Buenas tardes –dice- ¿Por qué esta usted así? ¿Cuál es el motivo de su protesta?

Sonrío. Y miro la cerradura.

¿Es una protesta? –pregunta”

Sonrío nuevamente.

No comprendo. ¿Me puede explicar?

Nueva sonrisa.

¿Usted no habla? –pregunta”

Sigo sonriéndole.

No habla. Comprendo” –dice y se dirige hacia donde están los policías y bomberos. Se quedan todos riendo y comentando sobre la situación. A los 10 minutos se acerca nuevamente el jefe de bomberos.

Supongo que el señor no sabe cuál es el motivo de que esté presente la policía, los bomberos y los médicos –dice”

Sonrío y lo miro con curiosidad.

Alguien llamó a la policía diciendo que había una persona que se quería suicidar

Me río. Suelto una carcajada. Me supera la situación. No puedo creerlo. Miro la cerradura intentando comprender un poco lo que está sucediendo.

Si –dice el bombero- yo tampoco creo que alguien pueda suicidarse con una cerradura

Nos reímos juntos.

Vamos a hacer algo –propone- si el señor me da su palabra de que no se va a suicidar, nosotros nos retiramos tranquilos

Sonrío.

Claro. Olvidé que no habla. Mmmm. –piensa unos segundos- Creo que vamos a confiar en que usted no se va a suicidar y nos vamos a retirar

Nos reímos.

Me mira en silencio y luego dice “¡Éxitos!”.

Se retiran los bomberos. Luego parte la ambulancia. Los policías me miran un rato más y luego se despiden con un movimiento de cabeza.

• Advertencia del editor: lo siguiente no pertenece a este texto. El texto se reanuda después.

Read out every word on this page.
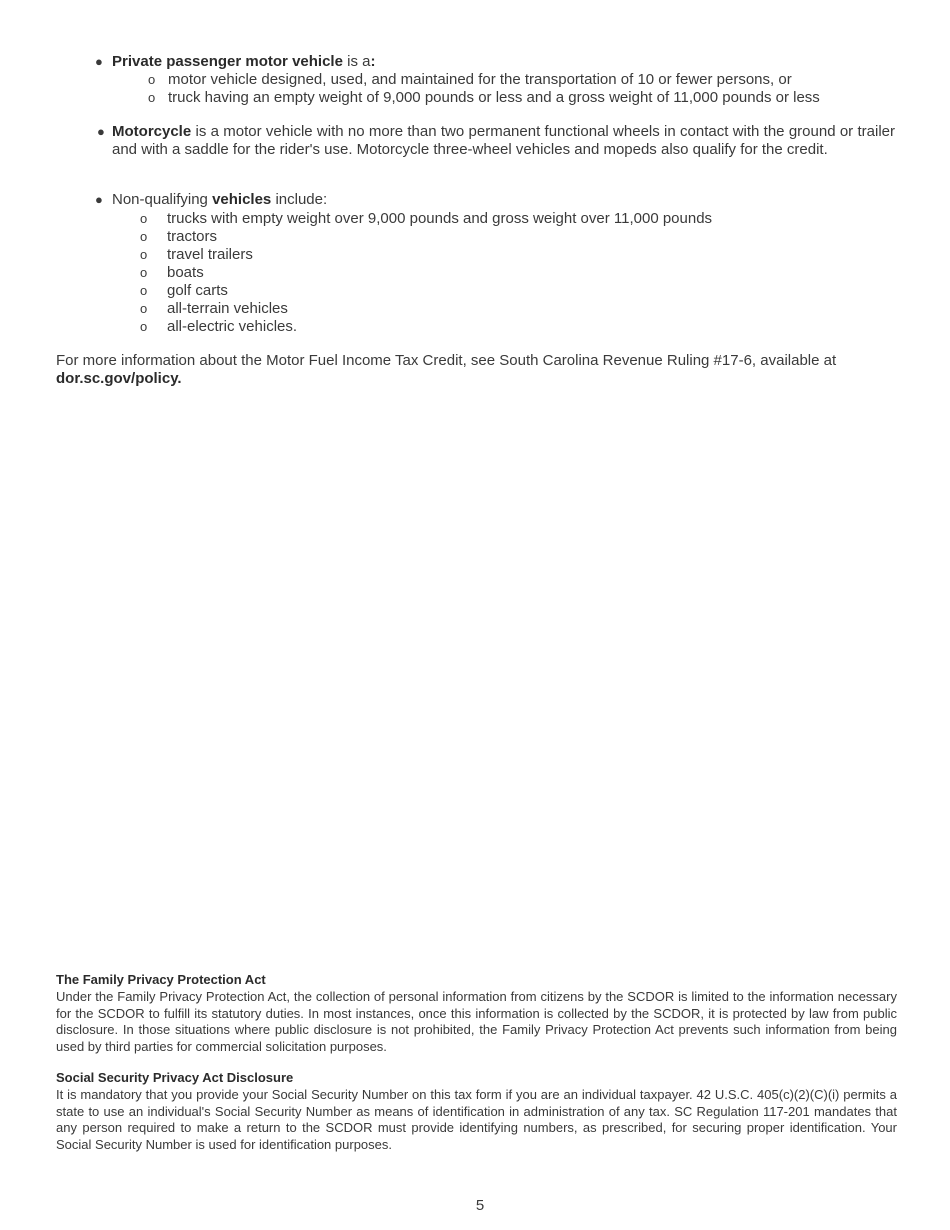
● Private passenger motor vehicle is a:
o motor vehicle designed, used, and maintained for the transportation of 10 or fewer persons, or
o truck having an empty weight of 9,000 pounds or less and a gross weight of 11,000 pounds or less
● Motorcycle is a motor vehicle with no more than two permanent functional wheels in contact with the ground or trailer and with a saddle for the rider's use. Motorcycle three-wheel vehicles and mopeds also qualify for the credit.
● Non-qualifying vehicles include:
o trucks with empty weight over 9,000 pounds and gross weight over 11,000 pounds
o tractors
o travel trailers
o boats
o golf carts
o all-terrain vehicles
o all-electric vehicles.
For more information about the Motor Fuel Income Tax Credit, see South Carolina Revenue Ruling #17-6, available at
dor.sc.gov/policy.
The Family Privacy Protection Act
Under the Family Privacy Protection Act, the collection of personal information from citizens by the SCDOR is limited to the information necessary for the SCDOR to fulfill its statutory duties. In most instances, once this information is collected by the SCDOR, it is protected by law from public disclosure. In those situations where public disclosure is not prohibited, the Family Privacy Protection Act prevents such information from being used by third parties for commercial solicitation purposes.
Social Security Privacy Act Disclosure
It is mandatory that you provide your Social Security Number on this tax form if you are an individual taxpayer. 42 U.S.C. 405(c)(2)(C)(i) permits a state to use an individual's Social Security Number as means of identification in administration of any tax. SC Regulation 117-201 mandates that any person required to make a return to the SCDOR must provide identifying numbers, as prescribed, for securing proper identification. Your Social Security Number is used for identification purposes.
5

Me pregunto si alguien de la producción del evento habrá podido registrar lo sucedido. Veo llegar a lo lejos un fotógrafo que se dispone a tomar una foto. Veo también llegar con él a dos personas de la producción y una periodista. Siento mucha bronca de saberlos llegar tan tarde. Quedo estúpidamente irritado. Demoro más de una hora en comprender otras posibles realidades, distintas a la creada por mi cabeza en ese momento. Solo unos días después, durante un debate, comprendo que el origen de mi reacción fue una gran contradicción interna que hasta ese momento no había podido observar claramente. Maicyra Leão, una artista Brasilera, en ese debate utiliza dos metáforas para referirse de manera generalizada a los modos de accionar de los performers. Dos arquetipos. El primero, el del “Domador de Leones”, que pretende dominar la situación. El segundo, el del “Lanzador de Cuchillos”, que corre un riesgo en cada acción. El uno, del lado de lo previsto; el otro, del lado de lo imprevisto. Comprendo mi contradicción. En los últimos años, realizando performances en espacios públicos, me he ido interesando cada vez más por la calle como espacio de acción, y cada vez menos por los “espacios artísticos convencionales”, como espacios de exhibición. Pero en esta oportunidad, no queriendo cerrar las preguntas con mis respuestas; buscando “ser” en la calle misma y en su contexto; queriendo que los que por allí transitan sean los que encuentren la respuesta a su preguntar-me. Queriéndome integrar a su imaginario, a su mirar subjetivo que les hizo comprender la cerradura y la cadena que me unía a ella como una prisión, como una protesta o como un intento de suicidio según sea el mirar de cada quien. Queriendo ser el tirador de cuchillos que vive el riesgo del imprevisto, del accidente que modifica la idea inicial, terminé siendo el domador de leones, el artista que pretende tener un registro espectacular para poder compartirlo con los demás y que los demás vean lo interesante que es él, en tanto artista.

¿Cuál es el valor del registro y cual el de la acción? ¿Cuánto hay de ego en el registro y cuánto en la difusión? Tanta veces he visto cómo un fotógrafo, en su afán de plasmar la situación en una imagen, termina interfiriendo en dicha acción, convirtiéndola en un simple espectáculo para su cámara y centrando la atención de las personas más en su figura, que en la acción misma.

Es hora de tomar una postura clara al respecto. Una posición definida. Aprendiendo de lo sucedido, me manifiesto priorizando la acción por sobre el registro fotográfico.

Como artista visual que construye imágenes, creía en la necesidad del registro fotográfico como herramienta para difundir la acción. Buscaré, a partir de esta experiencia, comunicarla de otra manera, generando imágenes por otros medios. Apelaré a la narración oral y escrita. Como ahora mismo estoy haciendo. Como ahora mismo ustedes están leyendo. De igual modo que han estado, ustedes mismos, creando las imágenes de lo sucedido a lo largo de toda esta narración.